It is obvious that "the real world" of Nietzsche is more unreal than "the true world" of philosophy and of religion which he denounces as fictitious, but he was too naive and philosophically crude to see this. Nietzsche's "real world" is a fabric of his own personal imagination, while the true world of science is at least a thought-construction of the world which pictures facts with objective exactness; it is controlled by experience and can be utilized in practical life; it is subject to criticism and its propositions are being constantly tested either to be refuted or verified. Nietzsche's "real world" is the hope (and perhaps not even a desirable hope) of a feverish brain whose action is influenced by a decadent body.

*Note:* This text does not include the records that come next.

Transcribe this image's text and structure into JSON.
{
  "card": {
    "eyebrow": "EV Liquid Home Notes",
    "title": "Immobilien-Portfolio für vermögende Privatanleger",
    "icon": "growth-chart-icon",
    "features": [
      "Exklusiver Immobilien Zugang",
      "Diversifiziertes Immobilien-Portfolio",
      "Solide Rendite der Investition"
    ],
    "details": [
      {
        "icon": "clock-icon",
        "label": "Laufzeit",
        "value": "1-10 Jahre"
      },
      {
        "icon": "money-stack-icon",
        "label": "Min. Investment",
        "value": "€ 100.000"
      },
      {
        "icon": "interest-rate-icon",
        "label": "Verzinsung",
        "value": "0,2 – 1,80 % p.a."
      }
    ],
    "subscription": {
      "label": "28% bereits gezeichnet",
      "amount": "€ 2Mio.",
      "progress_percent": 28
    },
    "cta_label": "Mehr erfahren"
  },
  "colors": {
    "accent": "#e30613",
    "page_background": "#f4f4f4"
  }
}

Nietzsche's so-called "real world" is one ideal among many others. It is as much subjective as the ideals of other mortals,—of men who seek happiness in wealth, or in pleasures, or in fame, or in scholarship, or in a religious life—all of them imagine that the world of their thoughts is real and the goal which they endeavor to reach is the only thing that possesses genuine worth. In Nietzsche's opinion all are dreamers catching at shadows, but the shadow of his own fancy appeared to him as real.
According to Nietzsche the universe is not a cosmos but a chaos. He says (La Gaya Scienza, German edition, p. 148):
"The astral order in which we live is an exception. This order and the relative stability which is thereby caused, made the exception' of exceptions possible,—the formation of organisms. The character-total of the world is into all eternity chaos, not in the sense of a missing necessity, but of missing order, articulation, form, beauty, wisdom, and as all our æsthetic humanities may be called."
In agreement with this conception of order, Nietzsche says of man, the rational animal:
"I fear that animals look upon man as a being of their own kind, which in a most dangerous way has lost the sound animal-sense,—as a lunatic animal, a laughing animal, a crying animal, a miserable animal." (La Gaya Scienza, German edition, p. 196.)